Not surprisingly, local produce is also a big feature of life here, and there are plenty of wholefood shops, as well as eateries focussed on fresh and delicious food from the area.

And, on the first and third Sunday of each month, a popular and vibrant farmers market is held. Also, in the area are a number of cider cellar doors, and there are also several excellent wineries across the Huon Valley.

The Cygnet Living History Museum is another must-visit for most grey nomads, and it boasts a massive range of information, photographs and artefacts highlighting the area’s unique local history.


The scenic road to Cygnet from Slab Road. PIC: Paul County

The bay was named Port des Cygnes (Port of Swans) in 1793, by French navigator Bruni D’Entrecasteaux after he observed a multitude of swans here. The first European to settle in the district though was William Nichols in 1834 and, in those early years, it became a major centre for convicts.

However, land was advertised for sale to the public in 1848, and the Post Office opened in 1854. There are examples of Cygnet’s history colliding with its foodie present everywhere. For example, you can enjoy a paddock to plate dining experience at Port Cygnet Cannery, once an apple cannery; or a coffee and a meal at the Cygnet Old Bank.

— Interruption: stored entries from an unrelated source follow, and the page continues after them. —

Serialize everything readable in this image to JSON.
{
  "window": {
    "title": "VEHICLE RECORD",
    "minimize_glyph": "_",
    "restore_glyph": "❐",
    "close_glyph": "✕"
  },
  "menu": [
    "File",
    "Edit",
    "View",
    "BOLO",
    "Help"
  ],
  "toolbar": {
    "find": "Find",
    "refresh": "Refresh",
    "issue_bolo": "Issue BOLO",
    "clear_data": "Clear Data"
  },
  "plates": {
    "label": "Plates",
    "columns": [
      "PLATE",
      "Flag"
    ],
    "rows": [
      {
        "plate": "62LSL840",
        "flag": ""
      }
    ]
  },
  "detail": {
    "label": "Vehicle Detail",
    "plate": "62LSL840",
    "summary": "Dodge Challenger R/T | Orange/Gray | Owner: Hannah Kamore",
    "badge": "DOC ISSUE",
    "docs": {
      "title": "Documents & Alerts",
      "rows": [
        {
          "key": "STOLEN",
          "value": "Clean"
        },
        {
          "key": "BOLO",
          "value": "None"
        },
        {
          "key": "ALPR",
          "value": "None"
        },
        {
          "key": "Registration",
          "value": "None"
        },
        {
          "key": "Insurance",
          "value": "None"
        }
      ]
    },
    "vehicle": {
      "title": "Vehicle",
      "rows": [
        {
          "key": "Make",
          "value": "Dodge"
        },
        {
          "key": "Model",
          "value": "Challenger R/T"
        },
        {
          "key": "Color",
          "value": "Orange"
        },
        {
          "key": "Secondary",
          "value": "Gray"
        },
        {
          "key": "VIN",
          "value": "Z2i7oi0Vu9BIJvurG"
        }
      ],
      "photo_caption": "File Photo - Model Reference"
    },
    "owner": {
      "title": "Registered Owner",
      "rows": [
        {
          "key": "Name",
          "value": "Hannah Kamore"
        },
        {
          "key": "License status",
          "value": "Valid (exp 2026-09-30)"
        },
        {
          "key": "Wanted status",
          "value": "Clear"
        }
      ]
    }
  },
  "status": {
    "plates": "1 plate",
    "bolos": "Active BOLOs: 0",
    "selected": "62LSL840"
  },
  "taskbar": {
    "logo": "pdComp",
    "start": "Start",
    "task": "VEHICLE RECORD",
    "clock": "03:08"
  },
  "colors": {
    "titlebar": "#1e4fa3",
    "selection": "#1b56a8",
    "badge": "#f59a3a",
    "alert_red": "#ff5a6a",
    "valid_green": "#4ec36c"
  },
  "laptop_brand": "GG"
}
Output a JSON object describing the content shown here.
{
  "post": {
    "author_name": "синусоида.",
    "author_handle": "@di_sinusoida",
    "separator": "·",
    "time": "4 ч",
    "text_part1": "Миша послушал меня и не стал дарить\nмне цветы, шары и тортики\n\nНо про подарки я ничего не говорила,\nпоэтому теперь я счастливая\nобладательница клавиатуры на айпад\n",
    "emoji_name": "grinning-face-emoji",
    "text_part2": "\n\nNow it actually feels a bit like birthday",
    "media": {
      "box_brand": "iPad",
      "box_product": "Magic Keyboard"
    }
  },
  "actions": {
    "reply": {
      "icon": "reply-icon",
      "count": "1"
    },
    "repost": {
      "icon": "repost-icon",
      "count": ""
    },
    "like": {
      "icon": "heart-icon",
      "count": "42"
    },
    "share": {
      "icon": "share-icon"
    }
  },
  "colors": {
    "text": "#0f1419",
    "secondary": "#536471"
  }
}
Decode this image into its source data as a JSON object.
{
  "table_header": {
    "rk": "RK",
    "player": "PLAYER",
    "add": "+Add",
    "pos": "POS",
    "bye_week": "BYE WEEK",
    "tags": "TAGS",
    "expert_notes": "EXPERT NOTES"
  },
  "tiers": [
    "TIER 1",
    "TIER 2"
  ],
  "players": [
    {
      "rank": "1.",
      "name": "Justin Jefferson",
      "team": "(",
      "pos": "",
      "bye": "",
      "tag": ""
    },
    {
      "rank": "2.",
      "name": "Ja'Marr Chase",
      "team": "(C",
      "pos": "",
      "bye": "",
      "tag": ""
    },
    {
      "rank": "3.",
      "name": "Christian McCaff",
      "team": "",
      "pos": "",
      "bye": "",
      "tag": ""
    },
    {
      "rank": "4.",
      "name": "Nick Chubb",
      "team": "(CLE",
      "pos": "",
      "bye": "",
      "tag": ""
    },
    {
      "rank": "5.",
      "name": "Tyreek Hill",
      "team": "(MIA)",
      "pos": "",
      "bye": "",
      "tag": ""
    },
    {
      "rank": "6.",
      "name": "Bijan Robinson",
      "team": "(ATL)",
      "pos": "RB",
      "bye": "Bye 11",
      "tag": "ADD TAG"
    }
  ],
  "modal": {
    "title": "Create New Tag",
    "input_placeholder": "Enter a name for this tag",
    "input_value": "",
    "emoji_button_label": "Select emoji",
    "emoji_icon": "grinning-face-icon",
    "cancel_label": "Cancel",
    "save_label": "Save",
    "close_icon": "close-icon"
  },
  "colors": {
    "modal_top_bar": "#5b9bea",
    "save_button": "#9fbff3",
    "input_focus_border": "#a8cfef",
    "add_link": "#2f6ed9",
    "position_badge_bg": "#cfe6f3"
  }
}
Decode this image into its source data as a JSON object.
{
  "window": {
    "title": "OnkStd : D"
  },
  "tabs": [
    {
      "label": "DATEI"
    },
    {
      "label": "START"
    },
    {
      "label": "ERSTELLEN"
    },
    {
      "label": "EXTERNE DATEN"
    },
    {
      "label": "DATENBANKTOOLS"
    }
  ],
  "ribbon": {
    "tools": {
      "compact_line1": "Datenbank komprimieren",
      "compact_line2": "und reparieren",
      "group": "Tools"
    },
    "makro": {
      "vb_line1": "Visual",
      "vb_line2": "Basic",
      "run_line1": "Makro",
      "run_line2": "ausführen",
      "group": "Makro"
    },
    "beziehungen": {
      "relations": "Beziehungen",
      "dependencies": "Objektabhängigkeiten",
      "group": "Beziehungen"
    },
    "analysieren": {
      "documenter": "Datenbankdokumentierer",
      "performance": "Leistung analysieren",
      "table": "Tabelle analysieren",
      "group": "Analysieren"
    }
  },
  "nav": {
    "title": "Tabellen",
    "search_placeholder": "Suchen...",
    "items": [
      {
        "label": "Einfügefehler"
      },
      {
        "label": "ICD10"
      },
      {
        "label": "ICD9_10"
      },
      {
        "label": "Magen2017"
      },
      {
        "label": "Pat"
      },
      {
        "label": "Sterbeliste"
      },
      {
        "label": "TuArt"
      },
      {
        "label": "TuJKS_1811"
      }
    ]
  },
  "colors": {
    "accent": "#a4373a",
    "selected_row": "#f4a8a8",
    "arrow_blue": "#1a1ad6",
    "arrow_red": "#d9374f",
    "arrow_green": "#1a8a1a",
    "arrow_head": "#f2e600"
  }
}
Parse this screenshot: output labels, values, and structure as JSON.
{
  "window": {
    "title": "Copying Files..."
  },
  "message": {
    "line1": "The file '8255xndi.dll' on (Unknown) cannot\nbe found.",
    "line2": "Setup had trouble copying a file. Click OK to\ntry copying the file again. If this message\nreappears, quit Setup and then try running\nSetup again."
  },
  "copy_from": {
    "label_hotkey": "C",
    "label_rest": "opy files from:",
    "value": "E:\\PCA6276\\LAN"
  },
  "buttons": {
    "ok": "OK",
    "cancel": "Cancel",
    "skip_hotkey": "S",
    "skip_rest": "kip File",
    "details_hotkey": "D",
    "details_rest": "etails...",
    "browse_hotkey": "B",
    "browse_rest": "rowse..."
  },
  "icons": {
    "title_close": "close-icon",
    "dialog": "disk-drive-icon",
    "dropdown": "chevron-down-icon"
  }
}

As well as strolling around the historic streets, most grey nomads will enjoy a walk to Port Cygnet, a kilometre or two to the south, where many small yachts and pleasure vessels are anchored. As you would expect in such a beautiful area, there are also some great bushwalks about, and some fabulous drives to enjoy.

With so many interesting people calling the town home, it is no surprise that Cygnet boasts a range of great events with the Cygnet Folk Festival – held every January – the jewel in the crown.

The only official camping spot in Cygnet itself is the Cygnet Caravan Park, but there are a mix of caravan parks, RV sites and free camps elsewhere in the Huon Valley.